Islamist insurgents had launched the attack on the Taftanaz military airport at dawn on Saturday, using rocket launchers and at least three tanks captured from the military.
The Syrian government restricts journalists' access in Syria, making it difficult to verify reports from the ground.
The Jaafar bin Tayyar Division, a rebel unit in Deir al-Zor, said its fighters had taken control of the al-Ward oilfield near the Iraqi border on Sunday, after overrunning a loyalist outpost that had 40 militiamen defending it.
Rebel commanders, former Syrian officials and the Syrian head of an oil services company familiar with oil production in the area said the fields, mostly not operational, had been under de facto rebel control for months.
FEARS OF WIDER CONFLAGRATION
The conflict began with peaceful protest rallies that morphed into armed revolt when Assad, whose family has ruled Syria since 1971, tried to stamp them out with military might. About 32,000 people have been killed, wide swathes of the major Arab state have been wrecked and the civil war threatens to widen into a regional sectarian conflagration.
The opposition talks that began in Qatar marked the first concerted attempt to meld feuding, disparate groups based abroad and coordinate strategy with rebels fighting in Syria.
Divisions between Islamists and secularists as well as between those inside Syria and opposition figures based abroad have foiled prior attempts to forge a united opposition and deterred Western powers from intervening militarily.
Analysts were skeptical the planned four days of opposition talks in the Qatari capital Doha would bring immediate results.
They aim to broaden the Syrian National Council (SNC), the largest of the overseas-based opposition groups, from some 300 members to 400, to pave the way for talks in Doha on Thursday including other anti-Assad factions to crystallise a coalition.
"The main aim is to expand the council to include more of the social and political components.
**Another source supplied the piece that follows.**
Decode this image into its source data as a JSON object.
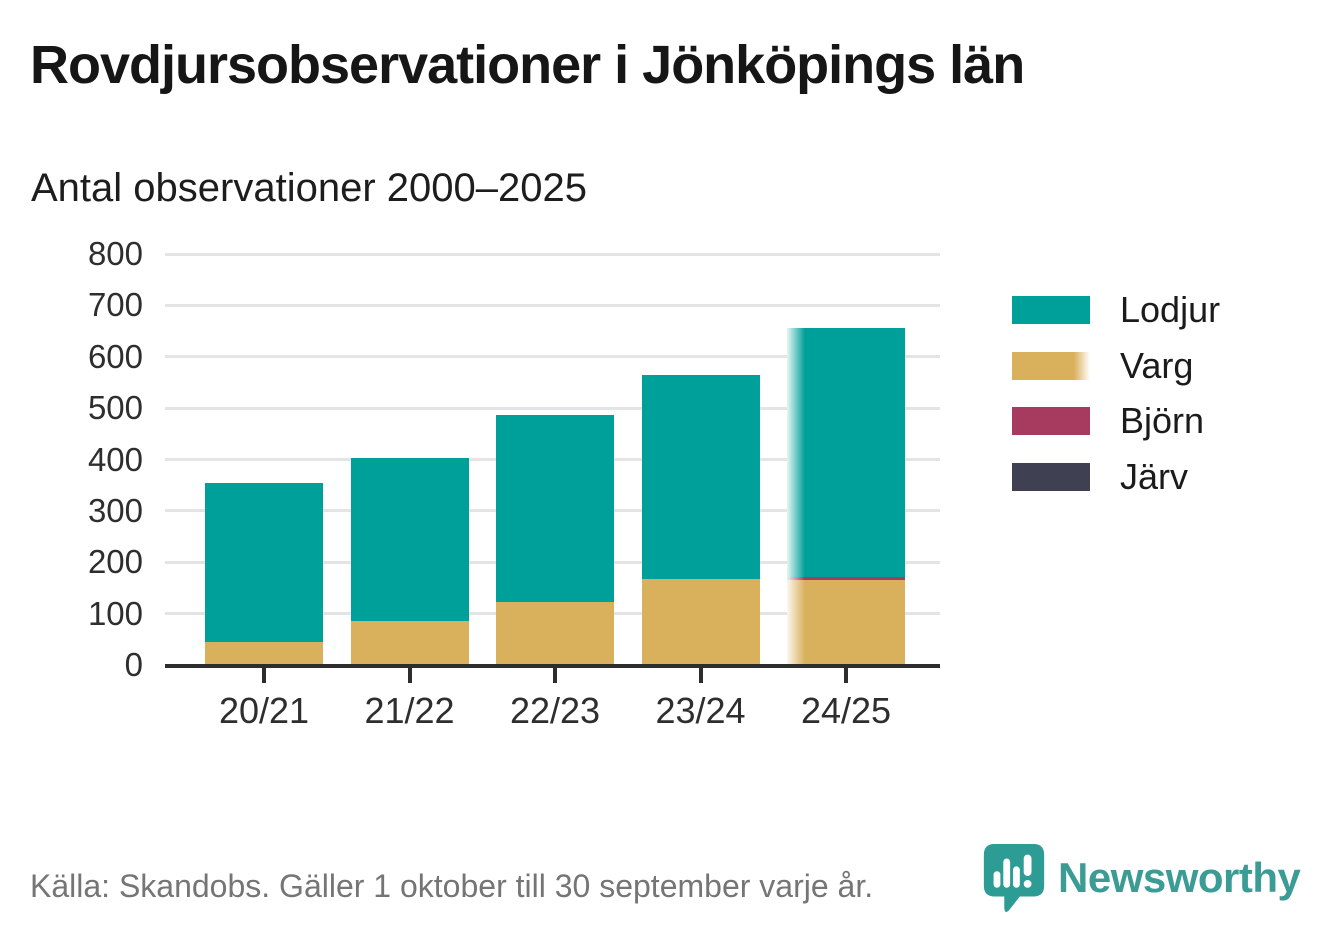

There will be new forces in the SNC," Abdulbaset Sieda, current leader of the Syrian National Council, told reporters in Doha ahead of the meeting.
The meetings would also elect a new executive committee and leader for the SNC, he said.
A Qatar-based security analyst, who asked not to be named, said the meetings would bring a small step forward, at most. "The Syrian National Council is just too divided," he said.
In Cairo, the international mediator on Syria, Lakhdar Brahimi, called on Sunday for world powers to issue a U.N. Security Council resolution based on a deal they reached in June to set up a transitional Syrian government.
But Russian Foreign Minister Sergei Lavrov, speaking at the same news conference, dismissed the need for a resolution and said others were stoking violence by backing rebels. His comments highlighted the impasse over Syria's civil war.
Russia and China, both permanent council members, have vetoed three Western-backed U.N. draft resolutions condemning Assad's government for the violence. The other three permanent members are the United States, Britain and France.